By examining the groups of plant species that constitute discrete patches within the landscape, the researchers worked to infer what species associations appear to be preferable, and which species rely on patch formation for long-term persistence. To evaluate how N deposition interacts with the underlying pattern of vegetation, their study aimed to establish the baseline rates of change in vegetation over space and time, and assessed how N deposition alters these patterns, from those driven by highly local plant-plant interactions to larger-scale changes in key environmental variables, such as soil depth. They then evaluated the interaction between fertilizer enrichment and turnover in vegetation to identify how N deposition can alter community response to environmental variation. These two analyses presented a refined picture of N deposition effects on plant diversity, providing land managers and restoration practitioners with a framework to replicate natural vegetation patterns and enhance resilience.
Land managers may seek to generate spatial and temporal patchiness as a restoration practice to help comparatively weaker species establish without being overburdened by competitive stress. Targeted management strategies to reduce the impacts of rapid change driven by N deposition may lead to improved outcomes and greater efficiency of resource use—this may involve treatments designed to reduce the abundance of unfavorable species in conditions where their populations are expected to grow, or seed additions that maintain distinct patches of favorable species until unfavorable conditions improve.

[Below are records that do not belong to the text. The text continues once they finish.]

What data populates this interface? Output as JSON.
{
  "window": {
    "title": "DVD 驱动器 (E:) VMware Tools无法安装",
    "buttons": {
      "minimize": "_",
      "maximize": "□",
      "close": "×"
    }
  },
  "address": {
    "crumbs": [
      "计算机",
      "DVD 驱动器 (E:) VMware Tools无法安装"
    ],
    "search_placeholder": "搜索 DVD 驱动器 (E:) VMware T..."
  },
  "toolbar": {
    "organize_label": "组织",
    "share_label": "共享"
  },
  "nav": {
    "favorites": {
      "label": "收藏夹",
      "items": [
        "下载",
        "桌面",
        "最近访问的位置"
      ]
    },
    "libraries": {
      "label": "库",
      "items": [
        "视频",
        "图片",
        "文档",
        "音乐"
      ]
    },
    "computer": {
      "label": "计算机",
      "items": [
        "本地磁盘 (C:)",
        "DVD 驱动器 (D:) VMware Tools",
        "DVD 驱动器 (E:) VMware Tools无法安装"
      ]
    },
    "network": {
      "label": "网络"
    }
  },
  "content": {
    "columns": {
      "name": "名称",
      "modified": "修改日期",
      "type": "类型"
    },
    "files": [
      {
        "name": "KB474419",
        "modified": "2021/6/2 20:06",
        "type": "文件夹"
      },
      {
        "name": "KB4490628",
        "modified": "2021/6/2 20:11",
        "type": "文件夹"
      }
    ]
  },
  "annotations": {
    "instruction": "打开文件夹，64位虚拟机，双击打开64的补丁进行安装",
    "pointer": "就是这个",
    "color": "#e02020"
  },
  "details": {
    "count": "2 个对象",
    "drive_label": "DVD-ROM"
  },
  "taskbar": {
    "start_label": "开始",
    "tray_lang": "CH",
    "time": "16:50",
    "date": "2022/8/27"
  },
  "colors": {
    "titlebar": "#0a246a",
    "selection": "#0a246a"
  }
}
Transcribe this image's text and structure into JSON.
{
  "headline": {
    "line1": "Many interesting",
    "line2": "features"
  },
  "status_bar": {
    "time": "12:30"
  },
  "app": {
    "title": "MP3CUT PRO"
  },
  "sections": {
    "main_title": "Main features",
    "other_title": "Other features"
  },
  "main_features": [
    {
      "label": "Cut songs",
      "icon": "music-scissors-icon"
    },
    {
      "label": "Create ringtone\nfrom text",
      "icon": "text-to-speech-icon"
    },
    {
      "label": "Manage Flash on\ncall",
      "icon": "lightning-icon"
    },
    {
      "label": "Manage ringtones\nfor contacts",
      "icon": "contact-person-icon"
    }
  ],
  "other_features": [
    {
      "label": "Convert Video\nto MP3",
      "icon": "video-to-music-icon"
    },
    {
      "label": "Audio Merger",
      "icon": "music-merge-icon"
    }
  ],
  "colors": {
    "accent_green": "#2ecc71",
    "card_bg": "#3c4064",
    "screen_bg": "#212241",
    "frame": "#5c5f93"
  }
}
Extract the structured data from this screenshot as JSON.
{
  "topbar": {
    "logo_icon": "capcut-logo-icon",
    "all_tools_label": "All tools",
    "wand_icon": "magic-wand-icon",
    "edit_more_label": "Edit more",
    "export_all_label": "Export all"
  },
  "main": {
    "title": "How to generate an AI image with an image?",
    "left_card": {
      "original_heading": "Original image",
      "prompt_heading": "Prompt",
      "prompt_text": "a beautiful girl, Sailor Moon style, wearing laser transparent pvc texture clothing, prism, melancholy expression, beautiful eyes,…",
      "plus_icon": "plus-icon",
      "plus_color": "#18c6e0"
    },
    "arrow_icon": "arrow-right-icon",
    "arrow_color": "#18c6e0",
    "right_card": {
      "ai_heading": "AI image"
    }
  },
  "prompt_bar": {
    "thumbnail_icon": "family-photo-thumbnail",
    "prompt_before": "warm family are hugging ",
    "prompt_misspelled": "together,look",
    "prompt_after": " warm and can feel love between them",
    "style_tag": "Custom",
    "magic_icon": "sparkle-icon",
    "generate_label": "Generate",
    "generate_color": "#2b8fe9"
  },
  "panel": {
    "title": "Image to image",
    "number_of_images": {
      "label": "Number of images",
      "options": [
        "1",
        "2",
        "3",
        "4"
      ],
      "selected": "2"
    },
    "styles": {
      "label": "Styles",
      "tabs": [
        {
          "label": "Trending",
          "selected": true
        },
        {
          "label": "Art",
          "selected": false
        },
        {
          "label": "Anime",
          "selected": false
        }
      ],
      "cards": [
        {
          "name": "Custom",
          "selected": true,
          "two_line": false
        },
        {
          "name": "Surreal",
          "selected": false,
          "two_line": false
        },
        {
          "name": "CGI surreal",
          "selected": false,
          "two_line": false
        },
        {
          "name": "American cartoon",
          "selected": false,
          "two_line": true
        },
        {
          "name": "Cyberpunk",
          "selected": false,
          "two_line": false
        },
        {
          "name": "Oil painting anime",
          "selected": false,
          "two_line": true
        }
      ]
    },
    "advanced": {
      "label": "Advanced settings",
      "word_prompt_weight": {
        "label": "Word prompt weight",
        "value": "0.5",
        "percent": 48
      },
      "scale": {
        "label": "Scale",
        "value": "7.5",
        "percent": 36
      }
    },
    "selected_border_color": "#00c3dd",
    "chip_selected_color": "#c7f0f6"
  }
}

This research built on several existing long-term datasets present at Hopland REC, Sierra Foothill REC, and McLaughlin Natural Reserve, and the 50+ year UC Cooperative Extension Forage Monitoring dataset. HREC also contains existing nutrient addition experiments as part of the Nutrient Network sampling program, which provided data on the long-term effects of nutrient deposition on temporal turnover in species composition. Inclusion of this long-term data in analysis permitted comparison between nutrient-driven changes to spatial and temporal patterns of community heterogeneity across California grasslands.